I stand as one before you today who can answer the question the same way. Why do we go through trials? Why do we face hardships? Why is there suffering in the world? Why does God allow evil? These are all hard questions. We want answers. The best answer I can give is, “I don’t know.” Oh, we go to the Bible to try to find the answer, and one of the places we often go is Romans 8:28. That’s the first verse we read in our passage today: And we know that all things work together for good to those who love God, to those who are the called according to His purpose (NKJV). We hear the word all and we ask, “Does all mean all?” Yeah, see…we do with that verse what we do with so many other verses. We take a single verse and try to form a deep theological answer to a complex issue. Oh, that it were so easy. It can lead us to a shaky theology that fails us in those hardships and difficulties. Scripture is like real estate. In real estate, three things are important: location, location and location. Well, in scripture, three things are important: context, context and context. If we want to understand if all means all, we have to understand all of what the author was saying.

I buy a lot of books. Books are the tools of a good preacher. I can look at the cover of a book, and the title may tell me a little something of what the book is about, but it may not. I can turn the book over and read the back and discern a little more about the contents and the author’s intent. I can read inside the dust cover and still learn more, but mostly it’s mere speculation as to the point the author is making. I can skim the table of contents and get a feel for the information, and I can even select a chapter to read. I may have a pretty good indication about what the author is trying to communicate, but if I want to really know his/her point, I must read the all the book. Only then can I know the context of the content.

Thus, lies the problem with formulating a theology on a singular verse of scripture. If we want to know what Paul meant when he wrote “all things work together for good to those who love God and are called according to His purposes,” we have to understand the verses around it, and we have to understand where it fits in the entirety of the letter he wrote to the Romans. We can’t know if all means all until we know all the argument Paul is making as he writes those words. And you know what I discover? I discover that theology becomes really confusing. I just need practicality. I just would like to know, “Is God working in all this mess of a life of mine?”

The answer, for Paul and for us, is, “Yes.” All really does mean all.

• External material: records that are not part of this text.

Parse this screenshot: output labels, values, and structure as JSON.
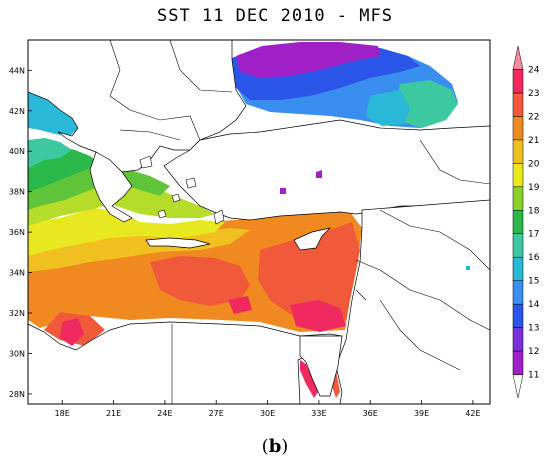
{
  "title": "SST 11 DEC 2010 - MFS",
  "caption": {
    "open": "(",
    "letter": "b",
    "close": ")"
  },
  "map": {
    "lon_range": [
      16,
      43
    ],
    "lat_range": [
      27.5,
      45.5
    ],
    "x_ticks": [
      "18E",
      "21E",
      "24E",
      "27E",
      "30E",
      "33E",
      "36E",
      "39E",
      "42E"
    ],
    "x_tick_values": [
      18,
      21,
      24,
      27,
      30,
      33,
      36,
      39,
      42
    ],
    "y_ticks": [
      "28N",
      "30N",
      "32N",
      "34N",
      "36N",
      "38N",
      "40N",
      "42N",
      "44N"
    ],
    "y_tick_values": [
      28,
      30,
      32,
      34,
      36,
      38,
      40,
      42,
      44
    ]
  },
  "colorbar": {
    "labels": [
      "11",
      "12",
      "13",
      "14",
      "15",
      "16",
      "17",
      "18",
      "19",
      "20",
      "21",
      "22",
      "23",
      "24"
    ],
    "colors": [
      "#ffffff",
      "#a020c8",
      "#7a2fd8",
      "#2a55e8",
      "#3a8ef0",
      "#29b8d8",
      "#3cc8a0",
      "#2ab84a",
      "#8cd02a",
      "#e8e820",
      "#f0c020",
      "#f08a20",
      "#f05a3a",
      "#f02a60",
      "#f88aa0"
    ]
  },
  "sst_colors": {
    "land": "#ffffff",
    "c12": "#a020c8",
    "c13": "#2a55e8",
    "c14": "#3a8ef0",
    "c15": "#29b8d8",
    "c16": "#3cc8a0",
    "c17": "#2ab84a",
    "c18": "#5fc43a",
    "c19": "#b4dc28",
    "c20": "#e8e820",
    "c21": "#f0c020",
    "c22": "#f08a20",
    "c23": "#f05a3a",
    "c24": "#f02a60"
  }
}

The overall context of Romans 8:28 is one in which Paul addresses living by the power of the Spirit in the midst of suffering and pain. Paul was no stranger to suffering; his several near-death experiences, beatings, imprisonments, and persecutions were enough to eradicate any Pollyannaism that might have lurked in his heart. In the immediate context, Paul lists some qualifiers for the good to take place: “we know that all things work together for good for those who love God, who are called according to his purpose” (Rom 8:28, NET Bible). Paul is not giving this promise to all people, but only to those “who love God, who are called according to his purpose.”

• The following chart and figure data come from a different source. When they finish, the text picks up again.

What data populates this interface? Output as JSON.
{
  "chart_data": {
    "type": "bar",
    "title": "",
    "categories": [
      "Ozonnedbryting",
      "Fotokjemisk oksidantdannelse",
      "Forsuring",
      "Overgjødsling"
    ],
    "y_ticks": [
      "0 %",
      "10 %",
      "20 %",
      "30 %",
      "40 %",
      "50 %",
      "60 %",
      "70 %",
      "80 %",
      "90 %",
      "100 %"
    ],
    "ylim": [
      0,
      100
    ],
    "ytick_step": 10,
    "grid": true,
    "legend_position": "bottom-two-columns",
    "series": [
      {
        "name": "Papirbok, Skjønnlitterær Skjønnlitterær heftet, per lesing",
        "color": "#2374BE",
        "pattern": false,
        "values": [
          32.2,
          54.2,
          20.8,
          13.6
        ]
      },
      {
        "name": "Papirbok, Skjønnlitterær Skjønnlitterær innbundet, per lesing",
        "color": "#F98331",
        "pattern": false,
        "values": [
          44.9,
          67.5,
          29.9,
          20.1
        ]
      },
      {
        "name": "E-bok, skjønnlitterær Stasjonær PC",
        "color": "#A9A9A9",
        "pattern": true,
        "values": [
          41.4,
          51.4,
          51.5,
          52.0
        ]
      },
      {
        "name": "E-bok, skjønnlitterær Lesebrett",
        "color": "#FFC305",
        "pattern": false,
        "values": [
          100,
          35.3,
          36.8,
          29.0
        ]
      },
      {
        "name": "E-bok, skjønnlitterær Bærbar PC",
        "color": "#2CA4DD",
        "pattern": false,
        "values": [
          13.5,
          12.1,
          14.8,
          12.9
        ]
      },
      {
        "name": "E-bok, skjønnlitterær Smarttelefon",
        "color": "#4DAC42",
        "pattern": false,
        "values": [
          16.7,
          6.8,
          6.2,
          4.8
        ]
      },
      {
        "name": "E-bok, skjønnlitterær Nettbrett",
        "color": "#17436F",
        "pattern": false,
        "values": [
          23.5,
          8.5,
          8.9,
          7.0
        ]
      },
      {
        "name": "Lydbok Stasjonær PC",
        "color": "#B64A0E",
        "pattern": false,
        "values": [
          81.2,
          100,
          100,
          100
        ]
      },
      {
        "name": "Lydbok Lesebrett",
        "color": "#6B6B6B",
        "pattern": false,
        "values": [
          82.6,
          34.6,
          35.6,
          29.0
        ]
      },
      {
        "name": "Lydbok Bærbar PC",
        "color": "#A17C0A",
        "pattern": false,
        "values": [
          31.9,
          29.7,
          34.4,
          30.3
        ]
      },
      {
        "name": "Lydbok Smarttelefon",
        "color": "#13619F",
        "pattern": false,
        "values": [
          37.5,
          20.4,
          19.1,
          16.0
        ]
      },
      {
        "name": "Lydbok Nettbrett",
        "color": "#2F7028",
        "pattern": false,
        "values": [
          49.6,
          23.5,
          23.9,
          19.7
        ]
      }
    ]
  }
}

But what does this mean? Those who love God are, in this context, Christians, because they are called according to God’s purpose. We have to be careful to not say, “As long as you love God, things work out; but whenever you are not loving God, things do not work out for your good.” That’s bad theology. No, if we have faith in Christ, then all means all. Immediately after, Paul speaks of our conformity to Christ, our glorification, as the inevitable outcome of those who love God. And that is not dependent on how much we love God but on the finished work of Christ on the cross. Paul concludes this chapter by making explicit that nothing can separate us from the love of God (vv. 38-39), and by implication, that would include even our temporary lapses in our love for the Savior.